O hidrogênio verde representa inúmeras oportunidades para o Brasil (e mundo). Por mais incrível que pareça, a despeito do contumaz projeto antiambientalista do governo Bolsonaro, nos vemos de novo como o epicentro de um possível amanhã renovável. Em um momento crucial para o futuro, ou o não-futuro, da humanidade, em tempos que clamam por mudanças reais no mais emergencial dos tons, os olhos sempre parecem se voltar ao país que abriga a maior biodiversidade do planeta.

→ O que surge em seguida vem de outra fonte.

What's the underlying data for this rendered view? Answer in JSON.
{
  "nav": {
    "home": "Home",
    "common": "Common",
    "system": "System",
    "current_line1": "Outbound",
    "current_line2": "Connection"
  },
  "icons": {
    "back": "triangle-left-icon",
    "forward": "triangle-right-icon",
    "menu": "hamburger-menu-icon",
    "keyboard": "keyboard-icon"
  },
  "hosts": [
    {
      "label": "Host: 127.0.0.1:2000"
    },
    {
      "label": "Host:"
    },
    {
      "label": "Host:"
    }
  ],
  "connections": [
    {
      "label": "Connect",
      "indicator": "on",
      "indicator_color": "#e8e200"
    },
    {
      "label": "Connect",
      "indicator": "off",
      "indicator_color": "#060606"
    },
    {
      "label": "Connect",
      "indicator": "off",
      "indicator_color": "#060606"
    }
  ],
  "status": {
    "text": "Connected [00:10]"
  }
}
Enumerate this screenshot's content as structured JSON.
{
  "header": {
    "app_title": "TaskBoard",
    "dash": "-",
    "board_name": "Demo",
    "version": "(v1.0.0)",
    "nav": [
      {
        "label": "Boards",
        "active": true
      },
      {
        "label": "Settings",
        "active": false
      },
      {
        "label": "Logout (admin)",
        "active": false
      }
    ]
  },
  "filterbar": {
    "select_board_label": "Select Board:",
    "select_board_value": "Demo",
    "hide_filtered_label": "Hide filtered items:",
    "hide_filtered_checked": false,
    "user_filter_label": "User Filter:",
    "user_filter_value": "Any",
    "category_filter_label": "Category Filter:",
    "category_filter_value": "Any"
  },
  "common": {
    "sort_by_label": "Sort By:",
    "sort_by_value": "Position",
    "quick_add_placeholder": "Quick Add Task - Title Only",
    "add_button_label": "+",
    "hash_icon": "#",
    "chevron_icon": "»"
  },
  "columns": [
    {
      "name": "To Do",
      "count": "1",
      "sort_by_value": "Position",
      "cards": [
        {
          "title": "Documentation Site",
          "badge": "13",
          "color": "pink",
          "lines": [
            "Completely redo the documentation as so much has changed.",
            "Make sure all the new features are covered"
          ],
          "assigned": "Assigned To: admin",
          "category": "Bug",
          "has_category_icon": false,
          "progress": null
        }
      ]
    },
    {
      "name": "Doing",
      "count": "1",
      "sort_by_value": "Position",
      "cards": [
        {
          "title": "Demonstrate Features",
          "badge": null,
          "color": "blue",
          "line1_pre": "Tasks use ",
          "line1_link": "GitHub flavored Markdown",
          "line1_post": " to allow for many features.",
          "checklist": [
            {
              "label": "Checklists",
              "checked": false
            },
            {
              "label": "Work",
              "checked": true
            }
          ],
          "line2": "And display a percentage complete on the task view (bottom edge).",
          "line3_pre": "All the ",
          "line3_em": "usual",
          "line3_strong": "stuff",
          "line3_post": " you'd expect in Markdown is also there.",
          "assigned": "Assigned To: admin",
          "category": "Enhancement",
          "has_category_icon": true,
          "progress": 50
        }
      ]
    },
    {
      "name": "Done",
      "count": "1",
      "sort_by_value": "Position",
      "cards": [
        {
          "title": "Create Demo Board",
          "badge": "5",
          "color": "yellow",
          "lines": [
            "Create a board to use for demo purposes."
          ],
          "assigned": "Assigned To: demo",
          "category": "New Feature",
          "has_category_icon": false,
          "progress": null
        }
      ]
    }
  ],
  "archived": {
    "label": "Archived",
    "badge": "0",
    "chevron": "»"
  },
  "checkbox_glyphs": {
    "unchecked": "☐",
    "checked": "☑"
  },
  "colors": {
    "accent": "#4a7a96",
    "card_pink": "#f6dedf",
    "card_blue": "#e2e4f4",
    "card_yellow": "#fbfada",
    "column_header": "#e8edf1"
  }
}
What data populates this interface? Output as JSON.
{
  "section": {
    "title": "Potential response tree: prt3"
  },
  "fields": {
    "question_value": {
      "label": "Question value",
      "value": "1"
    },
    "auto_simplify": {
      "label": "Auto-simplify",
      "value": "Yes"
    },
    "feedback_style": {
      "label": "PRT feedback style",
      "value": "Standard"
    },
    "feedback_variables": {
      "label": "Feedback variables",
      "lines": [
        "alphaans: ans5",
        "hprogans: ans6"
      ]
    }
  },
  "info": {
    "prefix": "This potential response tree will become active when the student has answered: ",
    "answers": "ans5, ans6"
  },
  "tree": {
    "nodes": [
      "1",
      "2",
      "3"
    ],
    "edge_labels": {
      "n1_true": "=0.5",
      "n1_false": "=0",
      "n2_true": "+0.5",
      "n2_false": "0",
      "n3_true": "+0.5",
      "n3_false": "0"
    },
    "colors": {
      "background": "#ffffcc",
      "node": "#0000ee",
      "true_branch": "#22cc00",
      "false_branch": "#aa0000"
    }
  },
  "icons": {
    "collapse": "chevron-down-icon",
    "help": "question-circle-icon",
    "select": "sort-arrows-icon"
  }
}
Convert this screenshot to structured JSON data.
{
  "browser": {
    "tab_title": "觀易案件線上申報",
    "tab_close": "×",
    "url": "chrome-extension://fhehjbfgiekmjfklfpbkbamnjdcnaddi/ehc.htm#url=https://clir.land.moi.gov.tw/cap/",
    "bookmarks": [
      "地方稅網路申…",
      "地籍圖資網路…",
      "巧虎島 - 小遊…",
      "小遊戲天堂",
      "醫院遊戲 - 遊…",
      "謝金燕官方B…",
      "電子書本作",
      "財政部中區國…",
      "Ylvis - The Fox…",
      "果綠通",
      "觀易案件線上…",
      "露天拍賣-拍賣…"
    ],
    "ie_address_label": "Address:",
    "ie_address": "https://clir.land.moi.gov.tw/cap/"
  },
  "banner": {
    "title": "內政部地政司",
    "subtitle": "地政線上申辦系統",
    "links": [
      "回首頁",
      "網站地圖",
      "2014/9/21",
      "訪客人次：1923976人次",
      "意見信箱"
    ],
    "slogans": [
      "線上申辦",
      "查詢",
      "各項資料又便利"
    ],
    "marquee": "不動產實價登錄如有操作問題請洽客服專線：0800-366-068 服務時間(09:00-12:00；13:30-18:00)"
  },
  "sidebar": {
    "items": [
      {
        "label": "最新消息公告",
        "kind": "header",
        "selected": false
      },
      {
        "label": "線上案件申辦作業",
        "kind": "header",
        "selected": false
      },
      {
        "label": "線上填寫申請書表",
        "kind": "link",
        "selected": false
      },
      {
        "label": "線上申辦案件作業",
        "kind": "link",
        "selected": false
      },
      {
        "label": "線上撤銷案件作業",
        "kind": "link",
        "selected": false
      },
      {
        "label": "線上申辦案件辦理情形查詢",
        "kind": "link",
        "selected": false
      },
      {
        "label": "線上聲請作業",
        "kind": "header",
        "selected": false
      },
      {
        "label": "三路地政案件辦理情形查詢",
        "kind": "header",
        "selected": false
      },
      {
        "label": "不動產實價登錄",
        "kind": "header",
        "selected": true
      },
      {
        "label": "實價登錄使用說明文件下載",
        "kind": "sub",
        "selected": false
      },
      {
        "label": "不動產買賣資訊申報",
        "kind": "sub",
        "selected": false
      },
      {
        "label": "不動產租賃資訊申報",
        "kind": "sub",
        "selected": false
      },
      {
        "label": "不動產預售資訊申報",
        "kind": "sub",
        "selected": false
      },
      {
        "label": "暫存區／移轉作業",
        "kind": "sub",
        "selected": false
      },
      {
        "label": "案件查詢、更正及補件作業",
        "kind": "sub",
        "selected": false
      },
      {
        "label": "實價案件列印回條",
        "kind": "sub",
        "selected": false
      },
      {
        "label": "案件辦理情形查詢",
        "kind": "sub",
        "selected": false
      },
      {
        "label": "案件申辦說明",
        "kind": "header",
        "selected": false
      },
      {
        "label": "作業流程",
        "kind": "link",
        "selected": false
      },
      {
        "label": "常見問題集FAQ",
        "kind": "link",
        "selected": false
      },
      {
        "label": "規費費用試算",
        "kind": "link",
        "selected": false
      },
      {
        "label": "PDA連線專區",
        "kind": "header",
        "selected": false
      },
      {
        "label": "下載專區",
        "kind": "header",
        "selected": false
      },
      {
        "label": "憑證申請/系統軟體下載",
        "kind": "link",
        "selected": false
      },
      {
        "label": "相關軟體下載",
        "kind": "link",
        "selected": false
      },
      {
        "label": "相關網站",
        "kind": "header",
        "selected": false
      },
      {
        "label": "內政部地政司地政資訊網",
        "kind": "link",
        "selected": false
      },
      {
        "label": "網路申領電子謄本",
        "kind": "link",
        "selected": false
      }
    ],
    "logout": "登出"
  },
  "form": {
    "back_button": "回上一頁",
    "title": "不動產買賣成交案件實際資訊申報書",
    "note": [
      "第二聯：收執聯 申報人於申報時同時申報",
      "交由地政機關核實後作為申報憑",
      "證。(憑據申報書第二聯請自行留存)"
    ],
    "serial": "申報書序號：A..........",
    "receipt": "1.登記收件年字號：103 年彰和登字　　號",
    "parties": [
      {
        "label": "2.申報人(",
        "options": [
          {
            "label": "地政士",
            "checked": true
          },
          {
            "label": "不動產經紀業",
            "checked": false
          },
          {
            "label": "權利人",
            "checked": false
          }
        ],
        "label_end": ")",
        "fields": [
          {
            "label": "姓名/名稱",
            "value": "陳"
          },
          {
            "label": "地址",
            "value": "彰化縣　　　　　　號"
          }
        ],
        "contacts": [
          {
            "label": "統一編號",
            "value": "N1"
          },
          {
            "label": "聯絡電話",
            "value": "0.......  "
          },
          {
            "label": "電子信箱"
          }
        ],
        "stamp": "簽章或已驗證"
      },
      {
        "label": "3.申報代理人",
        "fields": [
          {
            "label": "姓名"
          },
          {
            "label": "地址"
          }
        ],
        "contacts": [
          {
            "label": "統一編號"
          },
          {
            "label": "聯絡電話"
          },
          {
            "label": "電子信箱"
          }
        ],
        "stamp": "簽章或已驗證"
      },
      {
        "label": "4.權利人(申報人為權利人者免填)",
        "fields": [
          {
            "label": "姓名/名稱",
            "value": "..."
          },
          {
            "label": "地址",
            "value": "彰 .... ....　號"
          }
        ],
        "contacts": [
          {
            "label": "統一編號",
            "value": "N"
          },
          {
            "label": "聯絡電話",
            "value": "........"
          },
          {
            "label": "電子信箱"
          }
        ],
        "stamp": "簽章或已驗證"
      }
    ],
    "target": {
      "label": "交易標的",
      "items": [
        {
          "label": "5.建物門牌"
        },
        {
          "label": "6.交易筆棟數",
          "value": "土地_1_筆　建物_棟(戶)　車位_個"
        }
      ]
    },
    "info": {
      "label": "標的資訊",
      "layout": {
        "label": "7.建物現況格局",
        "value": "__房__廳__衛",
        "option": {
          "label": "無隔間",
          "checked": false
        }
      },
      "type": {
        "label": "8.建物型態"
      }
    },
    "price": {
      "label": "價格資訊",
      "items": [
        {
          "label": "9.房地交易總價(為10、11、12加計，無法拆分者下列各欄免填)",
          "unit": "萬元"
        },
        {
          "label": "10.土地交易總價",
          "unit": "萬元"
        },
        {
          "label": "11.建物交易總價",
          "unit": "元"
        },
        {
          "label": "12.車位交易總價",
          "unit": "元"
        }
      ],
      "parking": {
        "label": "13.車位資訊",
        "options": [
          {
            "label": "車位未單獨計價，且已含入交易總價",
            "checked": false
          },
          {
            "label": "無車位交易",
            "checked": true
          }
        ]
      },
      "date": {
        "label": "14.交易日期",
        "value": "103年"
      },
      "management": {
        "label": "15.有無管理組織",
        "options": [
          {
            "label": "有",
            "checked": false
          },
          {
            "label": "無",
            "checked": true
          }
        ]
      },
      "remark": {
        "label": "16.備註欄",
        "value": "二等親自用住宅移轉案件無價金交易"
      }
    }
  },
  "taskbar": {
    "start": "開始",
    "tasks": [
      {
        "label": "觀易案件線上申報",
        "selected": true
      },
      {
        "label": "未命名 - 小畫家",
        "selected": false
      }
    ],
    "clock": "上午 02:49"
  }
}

Foto de Soonthorn Wongsaita | Shutterstock

Fica a questão: conseguimos bancar a responsabilidade? Na verdade, há quem queira bancar isso por nós — ou “nós”, com aspas de ironia, já que sempre existe uma parcela de interesse próprio no jogo da política. 

Hidrogênio verde (e de outras cores)

O hidrogênio é o elemento químico mais abundante e leve, além de possuir o maior valor energético. No entanto, raramente é encontrado de forma isolada na natureza. Pode ser obtido a partir de diversas fontes de matéria-prima, sendo utilizado em diferentes aplicações energéticas e não-energéticas. Se produzido a partir de fontes renováveis de energia, é fundamental para a redução de emissões de gases de efeito estufa, mas nem sempre é assim. Nas denominações por cores, que vão de acordo com as suas fontes primárias de energia, tem-se as seguintes classificações:

Hidrogênio preto: produzido por gaseificação do carvão mineral (antracito), sem CCUS (sigla inglês para Captura, armazenamento e utilização do carbono).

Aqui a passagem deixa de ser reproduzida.